Granhag explained: ‘Even minimal signs of social exclusion have a large influence on human behaviour because ostracism threatens four very fundamental human needs – belonging, self-esteem, control, and recognition/meaningful existence. When this happens, an individual will feel, think and act in ways to mitigate that threat. One way they can do that is by acting to restore belonging and self-esteem, and this is what we will examine in our experiments. If this approach is empirically supported, then it will be reasonably easy to implement in intelligence-gathering settings.’

Dr Paul Gill who works within UCL’s Department of Security and Crime Sciences is looking into terrorists’ decision making in terms of security and risk, a project that will involve three main strands. He and his team will carry out a systematic review of criminological literature concerning factors that emerge when a criminal is thinking about committing a crime at a certain place and a certain time.

Gill explained he would collate and review the existing evidence and apply those insights to two unique datasets for the second and third parts of the project. One of these datasets outlines thousands of threats that have been made to the royal family and other high-profile individuals. The second dataset is a collection of terrorist autobiographies.

He added: ‘We want to turn qualitative information into a quantitative dataset to get an understanding of how these individuals, in their own words, made decisions regarding risk and whether and how to conduct terrorist attacks. This work will improve the amount of literature on this subject that’s out there. It should be interesting to people tasked with the disruption, detection and investigation of extremist behaviour, policing security and intelligence agencies in particular.’   CREST Director Professor Paul Taylor (Lancaster University) said the standard of applications they received was excellent; not all of these involved psychology, and ranged from art projects to computing proposals. Taylor, who chaired the panel that reviewed these applications, commented: ‘It was a privilege to read these proposals, and I am very grateful to the research community for being so supportive of the selection process. We had 428 reviews completed within a three-week period.’

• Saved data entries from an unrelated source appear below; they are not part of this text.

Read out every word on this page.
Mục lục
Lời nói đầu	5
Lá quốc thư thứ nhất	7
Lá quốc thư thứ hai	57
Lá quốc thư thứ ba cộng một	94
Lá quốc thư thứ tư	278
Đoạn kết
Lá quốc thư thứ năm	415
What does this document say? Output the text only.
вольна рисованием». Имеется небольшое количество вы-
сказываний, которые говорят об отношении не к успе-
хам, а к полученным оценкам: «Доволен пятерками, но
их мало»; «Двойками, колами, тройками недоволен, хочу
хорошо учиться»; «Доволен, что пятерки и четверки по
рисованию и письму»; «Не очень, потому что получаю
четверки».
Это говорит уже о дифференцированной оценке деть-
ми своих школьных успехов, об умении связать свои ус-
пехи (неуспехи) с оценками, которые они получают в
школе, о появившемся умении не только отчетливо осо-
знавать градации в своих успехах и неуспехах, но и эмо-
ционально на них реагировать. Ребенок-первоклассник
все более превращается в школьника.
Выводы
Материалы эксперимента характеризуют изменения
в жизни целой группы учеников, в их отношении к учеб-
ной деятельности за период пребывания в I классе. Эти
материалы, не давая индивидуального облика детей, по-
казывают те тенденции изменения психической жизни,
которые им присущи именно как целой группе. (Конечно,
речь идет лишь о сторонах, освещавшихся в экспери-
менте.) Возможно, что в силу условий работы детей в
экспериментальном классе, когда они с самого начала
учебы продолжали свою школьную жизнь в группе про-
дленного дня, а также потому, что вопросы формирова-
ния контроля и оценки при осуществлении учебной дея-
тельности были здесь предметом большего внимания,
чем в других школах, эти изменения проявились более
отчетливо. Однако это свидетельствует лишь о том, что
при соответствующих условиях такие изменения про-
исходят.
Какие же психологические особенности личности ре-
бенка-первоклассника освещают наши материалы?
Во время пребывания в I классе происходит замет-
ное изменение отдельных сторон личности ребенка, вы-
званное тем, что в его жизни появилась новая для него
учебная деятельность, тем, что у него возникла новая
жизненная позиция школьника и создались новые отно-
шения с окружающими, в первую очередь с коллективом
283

The 10 projects will start between now and September 2016. Taylor added that there will be CREST calls to come: ‘We will be doing other calls towards the end of this year, but these will be around more specific topics which have been identified as important. There’s over 100 full- and part-time staff working on CREST now, and they include a number of UK-based psychologists. It demonstrates the quality of UK psychology in the forensic area, we know it’s world-leading but it’s nice to see it on paper.’